Il rapporto tra referendari e sinistra
Da qualche giorno mi sforzo di capire se e quando il coming out referendario di Berlusconi spingerà il Pd a rivedere la sua posizione (votare sì per poi cambiare la legge in parlamento), essendo chiaro come il sole, a questo punto, che: a) Berlusconi sta pensando di fare campagna per il Sì perché vuole proprio la legge che uscirebbe dal referendum; b) che una maggioranza parlamentare alternativa per cambiare quella legge non c’è e non ci sarà mai, non foss’altro perché non ci starebbe nemmeno buona parte del Pd, dove referendari veltroniani e ulivisti sono invece ansiosissimi di portare a compimento la tanto sospirata riforma bipartitica. A forza di rifletterci, però, ho capito che almeno su una cosa sono io che sbaglio, perché parlare di coming out referendario di Berlusconi è scorretto. Semmai, si dovrebbe parlare di coming out berlusconiano dei referendari. Una differenza non da poco, che la dice lunga sull’antico rapporto siamese tra sinistra italiana e quel vasto arcipelago composto di veltroniani, prodiani, professori e profeti della “società civile” che da anni dettano la linea dalle colonne di Repubblica, dai salotti televisivi perbene, e da tante altre parti. Un rapporto (e un coming out) che mi pare perfettamente esemplificato da questa vignetta, che pesco dall’altra parte dell’oceano, e cioè da quell’America Latina verso cui ci stiamo rapidamente incamminando.
franceschini a katzullo, oggi sul corriere
Sempre dall’interno del Pd, in particolare dagli ambienti vicini a Rutelli, viene la richiesta di cambiare linea sul referendum elettorale: il sì rafforzerebbe Berlusconi.
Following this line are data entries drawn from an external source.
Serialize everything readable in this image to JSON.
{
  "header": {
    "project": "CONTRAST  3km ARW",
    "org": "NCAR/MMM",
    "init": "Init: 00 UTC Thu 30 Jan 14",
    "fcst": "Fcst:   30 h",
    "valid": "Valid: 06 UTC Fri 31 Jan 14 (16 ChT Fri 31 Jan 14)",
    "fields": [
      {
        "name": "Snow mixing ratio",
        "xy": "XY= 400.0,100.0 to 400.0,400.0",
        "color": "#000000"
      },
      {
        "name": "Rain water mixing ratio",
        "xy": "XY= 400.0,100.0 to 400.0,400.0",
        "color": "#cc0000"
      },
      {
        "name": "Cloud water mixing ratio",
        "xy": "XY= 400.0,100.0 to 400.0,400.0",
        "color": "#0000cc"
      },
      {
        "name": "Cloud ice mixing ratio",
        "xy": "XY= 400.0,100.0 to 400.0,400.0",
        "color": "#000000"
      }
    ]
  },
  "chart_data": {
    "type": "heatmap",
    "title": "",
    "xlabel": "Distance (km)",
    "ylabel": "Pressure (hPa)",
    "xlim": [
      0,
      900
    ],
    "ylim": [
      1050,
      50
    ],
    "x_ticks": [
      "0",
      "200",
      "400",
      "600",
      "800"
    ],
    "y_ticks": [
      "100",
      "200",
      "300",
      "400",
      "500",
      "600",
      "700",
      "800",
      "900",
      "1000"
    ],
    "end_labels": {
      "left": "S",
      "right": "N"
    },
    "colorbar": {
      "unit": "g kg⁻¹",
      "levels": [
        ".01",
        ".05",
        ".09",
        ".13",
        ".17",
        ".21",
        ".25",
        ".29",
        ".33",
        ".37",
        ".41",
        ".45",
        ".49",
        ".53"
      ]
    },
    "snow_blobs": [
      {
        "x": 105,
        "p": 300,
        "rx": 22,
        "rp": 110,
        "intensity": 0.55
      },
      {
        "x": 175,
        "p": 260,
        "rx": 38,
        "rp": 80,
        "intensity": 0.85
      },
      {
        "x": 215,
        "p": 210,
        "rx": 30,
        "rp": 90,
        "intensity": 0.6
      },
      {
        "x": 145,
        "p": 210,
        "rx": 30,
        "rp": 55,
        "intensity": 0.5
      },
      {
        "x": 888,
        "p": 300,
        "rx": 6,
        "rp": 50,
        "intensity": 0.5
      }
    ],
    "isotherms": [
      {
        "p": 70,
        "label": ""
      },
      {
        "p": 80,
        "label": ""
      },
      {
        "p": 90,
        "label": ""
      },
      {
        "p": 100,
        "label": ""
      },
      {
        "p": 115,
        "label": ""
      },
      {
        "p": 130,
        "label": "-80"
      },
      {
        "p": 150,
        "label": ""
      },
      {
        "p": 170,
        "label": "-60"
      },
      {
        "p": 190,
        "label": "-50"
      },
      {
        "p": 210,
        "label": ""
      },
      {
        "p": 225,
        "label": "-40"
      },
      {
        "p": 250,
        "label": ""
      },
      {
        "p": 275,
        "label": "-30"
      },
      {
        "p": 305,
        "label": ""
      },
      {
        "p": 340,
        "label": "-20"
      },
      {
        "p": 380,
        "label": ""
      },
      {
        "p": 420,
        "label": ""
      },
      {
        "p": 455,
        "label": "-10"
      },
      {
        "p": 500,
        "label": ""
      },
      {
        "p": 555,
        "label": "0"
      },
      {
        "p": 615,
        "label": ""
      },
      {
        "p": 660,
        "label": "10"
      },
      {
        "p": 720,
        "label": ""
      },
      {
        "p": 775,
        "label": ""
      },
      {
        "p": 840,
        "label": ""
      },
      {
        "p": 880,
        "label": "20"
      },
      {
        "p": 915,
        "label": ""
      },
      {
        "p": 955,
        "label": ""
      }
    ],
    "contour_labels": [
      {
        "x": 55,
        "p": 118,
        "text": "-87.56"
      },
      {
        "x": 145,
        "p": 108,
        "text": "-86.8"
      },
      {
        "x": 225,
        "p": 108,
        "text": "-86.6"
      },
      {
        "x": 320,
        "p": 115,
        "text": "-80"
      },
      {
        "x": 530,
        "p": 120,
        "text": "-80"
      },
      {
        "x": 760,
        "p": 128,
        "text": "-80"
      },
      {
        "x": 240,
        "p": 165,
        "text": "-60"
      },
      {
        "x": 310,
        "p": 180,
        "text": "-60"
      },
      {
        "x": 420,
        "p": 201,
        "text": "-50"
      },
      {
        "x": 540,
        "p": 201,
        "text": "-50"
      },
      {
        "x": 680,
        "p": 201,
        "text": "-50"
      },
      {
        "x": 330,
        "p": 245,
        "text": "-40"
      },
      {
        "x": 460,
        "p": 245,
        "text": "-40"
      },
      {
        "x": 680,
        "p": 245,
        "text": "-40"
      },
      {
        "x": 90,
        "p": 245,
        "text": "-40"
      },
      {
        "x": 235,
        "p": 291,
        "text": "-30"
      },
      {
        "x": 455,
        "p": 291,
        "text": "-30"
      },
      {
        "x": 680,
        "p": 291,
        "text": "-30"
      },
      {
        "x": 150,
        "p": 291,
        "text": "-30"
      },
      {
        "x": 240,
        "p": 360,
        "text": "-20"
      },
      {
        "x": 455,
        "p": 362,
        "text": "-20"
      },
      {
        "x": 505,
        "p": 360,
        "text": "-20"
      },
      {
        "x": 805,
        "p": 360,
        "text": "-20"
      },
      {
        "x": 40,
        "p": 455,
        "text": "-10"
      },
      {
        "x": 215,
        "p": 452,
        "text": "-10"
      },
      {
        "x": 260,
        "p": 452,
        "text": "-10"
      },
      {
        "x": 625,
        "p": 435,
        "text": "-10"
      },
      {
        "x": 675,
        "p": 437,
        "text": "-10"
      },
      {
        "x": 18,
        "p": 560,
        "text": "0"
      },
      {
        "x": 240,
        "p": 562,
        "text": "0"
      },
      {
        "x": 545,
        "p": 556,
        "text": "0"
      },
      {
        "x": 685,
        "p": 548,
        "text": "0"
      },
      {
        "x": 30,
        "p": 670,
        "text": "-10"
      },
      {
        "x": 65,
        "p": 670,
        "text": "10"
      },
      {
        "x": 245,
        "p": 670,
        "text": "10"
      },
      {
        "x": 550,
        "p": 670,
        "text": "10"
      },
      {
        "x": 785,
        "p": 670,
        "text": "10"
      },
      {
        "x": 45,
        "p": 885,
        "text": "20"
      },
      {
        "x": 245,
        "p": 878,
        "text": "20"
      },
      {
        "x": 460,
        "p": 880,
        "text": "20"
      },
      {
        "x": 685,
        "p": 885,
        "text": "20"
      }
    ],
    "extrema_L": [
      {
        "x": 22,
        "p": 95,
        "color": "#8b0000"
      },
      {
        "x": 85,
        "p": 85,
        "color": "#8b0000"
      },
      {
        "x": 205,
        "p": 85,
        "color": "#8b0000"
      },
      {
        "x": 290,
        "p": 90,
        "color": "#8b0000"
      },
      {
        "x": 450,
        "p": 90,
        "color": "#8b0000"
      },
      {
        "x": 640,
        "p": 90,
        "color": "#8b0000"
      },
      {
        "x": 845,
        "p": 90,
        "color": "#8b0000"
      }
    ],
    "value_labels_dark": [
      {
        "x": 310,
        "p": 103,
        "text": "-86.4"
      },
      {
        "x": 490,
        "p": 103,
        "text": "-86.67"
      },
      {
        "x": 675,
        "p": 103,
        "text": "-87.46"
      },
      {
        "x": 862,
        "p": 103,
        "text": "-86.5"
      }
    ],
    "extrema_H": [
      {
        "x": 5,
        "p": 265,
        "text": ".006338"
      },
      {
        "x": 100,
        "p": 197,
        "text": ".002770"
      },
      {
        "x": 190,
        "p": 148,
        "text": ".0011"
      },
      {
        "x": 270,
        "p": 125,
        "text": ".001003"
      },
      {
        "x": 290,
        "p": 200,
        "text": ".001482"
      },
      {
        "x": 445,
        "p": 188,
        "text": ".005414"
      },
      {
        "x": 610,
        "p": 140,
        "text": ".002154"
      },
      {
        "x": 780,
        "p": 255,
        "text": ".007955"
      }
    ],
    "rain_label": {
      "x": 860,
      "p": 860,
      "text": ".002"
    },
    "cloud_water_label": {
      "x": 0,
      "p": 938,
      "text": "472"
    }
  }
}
«Anche qui: serietà. Il referendum ci chiede se abolire o no la legge che il suo stesso autore ha definito ‘una porcata’. La risposta di chi ha contrastato questa legge non può che essere sì. La direzione del Pd ha approvato questa linea con oltre cento voti contro cinque. Tornare indietro per una battuta detta da Berlusconi camminando nelle vie di Varsavia significherebbe non essere un partito, ma solo un gruppo di persone impaurite ».
Il Pdl avverte che, se vince il sì, non si farà una nuova legge elettorale.
«Dimentica di avere 271 deputati su 630. Gli altri potrebbero decidere di farla ».